Fetch the complete documentation index at: https://docs.aperium.apps.hillspire.com/llms.txt

Use this file to discover all available pages before exploring further.

The gates below are the last line of defence before declaring an on-prem deployment ready. Treat each one as blocking — a release that skips a gate is a release that has not been validated.
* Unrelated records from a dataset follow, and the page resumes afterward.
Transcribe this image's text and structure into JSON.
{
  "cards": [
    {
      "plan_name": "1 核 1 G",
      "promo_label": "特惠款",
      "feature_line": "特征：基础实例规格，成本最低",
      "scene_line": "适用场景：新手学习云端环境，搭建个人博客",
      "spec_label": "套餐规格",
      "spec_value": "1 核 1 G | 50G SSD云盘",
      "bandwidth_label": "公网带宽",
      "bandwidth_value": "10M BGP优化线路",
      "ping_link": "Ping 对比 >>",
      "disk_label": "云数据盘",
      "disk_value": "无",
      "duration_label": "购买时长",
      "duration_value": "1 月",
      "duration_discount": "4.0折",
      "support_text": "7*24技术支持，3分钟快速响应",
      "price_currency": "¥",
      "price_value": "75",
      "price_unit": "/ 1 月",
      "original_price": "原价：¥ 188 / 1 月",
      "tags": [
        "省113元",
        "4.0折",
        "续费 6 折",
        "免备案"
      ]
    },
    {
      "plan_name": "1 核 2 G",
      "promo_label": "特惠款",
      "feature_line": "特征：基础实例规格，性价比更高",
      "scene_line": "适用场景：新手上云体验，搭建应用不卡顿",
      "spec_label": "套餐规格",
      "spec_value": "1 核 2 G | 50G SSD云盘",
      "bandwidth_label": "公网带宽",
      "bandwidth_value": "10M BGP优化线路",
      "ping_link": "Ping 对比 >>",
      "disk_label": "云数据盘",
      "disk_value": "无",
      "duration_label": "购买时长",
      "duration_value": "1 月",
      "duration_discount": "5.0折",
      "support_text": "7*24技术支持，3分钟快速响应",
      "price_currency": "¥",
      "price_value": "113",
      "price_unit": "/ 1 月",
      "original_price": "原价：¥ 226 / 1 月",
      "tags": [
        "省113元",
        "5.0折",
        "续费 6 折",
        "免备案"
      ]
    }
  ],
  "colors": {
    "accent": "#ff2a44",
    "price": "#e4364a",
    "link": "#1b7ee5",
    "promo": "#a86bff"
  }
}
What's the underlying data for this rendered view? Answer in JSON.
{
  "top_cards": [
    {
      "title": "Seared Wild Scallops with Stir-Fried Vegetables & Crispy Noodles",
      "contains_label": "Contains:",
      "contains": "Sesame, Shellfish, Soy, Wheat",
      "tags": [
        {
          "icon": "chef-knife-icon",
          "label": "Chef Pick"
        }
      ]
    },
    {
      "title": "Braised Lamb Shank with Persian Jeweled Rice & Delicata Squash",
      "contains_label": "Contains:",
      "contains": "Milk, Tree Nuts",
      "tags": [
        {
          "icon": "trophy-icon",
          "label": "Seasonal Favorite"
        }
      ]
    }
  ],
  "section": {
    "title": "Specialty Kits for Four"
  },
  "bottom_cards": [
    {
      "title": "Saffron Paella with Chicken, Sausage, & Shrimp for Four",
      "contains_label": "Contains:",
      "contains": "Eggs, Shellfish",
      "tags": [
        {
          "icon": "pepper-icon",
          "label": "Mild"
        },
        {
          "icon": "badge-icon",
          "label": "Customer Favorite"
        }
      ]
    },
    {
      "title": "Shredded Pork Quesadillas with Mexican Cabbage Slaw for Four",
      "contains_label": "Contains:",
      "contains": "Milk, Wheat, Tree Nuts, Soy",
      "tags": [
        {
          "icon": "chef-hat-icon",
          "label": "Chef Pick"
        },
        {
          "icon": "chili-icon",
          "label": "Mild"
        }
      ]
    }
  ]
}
Pre-production validation gates

All images are mirrored to the private registry and deployed by digest.
Required secrets are materialized in-cluster.
Database migrations complete successfully.
Backend starts with MULTI_POD_ENABLED=true and shared-storage validation passes.
Every deployed aperium-mcp-<connector> service is healthy and ready.
Backend debug status reports each enabled connector’s transport as http.
Local LLM health check passes through the same local-provider configuration used by chat.
For every enabled connector, a representative read workflow succeeds end to end from the UI.
For every enabled connector, a representative write workflow succeeds in a non-production upstream environment.
A no-capability-routing prompt still exposes or hydrates the expected tool inventory for every enabled connector.

Production readiness gates

Cloud LLM fallback is disabled or formally approved for your environment.
Every enabled connector is configured only through HTTP MCP transport in the deployment overlay.
NetworkPolicy blocks external access to every aperium-mcp-<connector> service and to the local model endpoints.
Backups and restore procedure have been tested.
Release rollback is documented as redeploying a prior approved version, not silently switching to stdio transport or external LLM providers.

Open decisions

The following items are left open in the on-prem requirements contract and must be settled before signing off:
  • Which internal OpenAI-compatible model-serving endpoint will own the primary model traffic (for example, gemma-4).
  • Whether file storage remains RWX local storage or moves to an object-store replacement.
  • Whether Qdrant and Phoenix are mandatory in the initial on-prem release or disabled until needed.
  • The final write-tool allowlist and upstream service-account permissions for every enabled connector.
  • Local model SLOs for latency, context length, concurrency, and tool-call accuracy.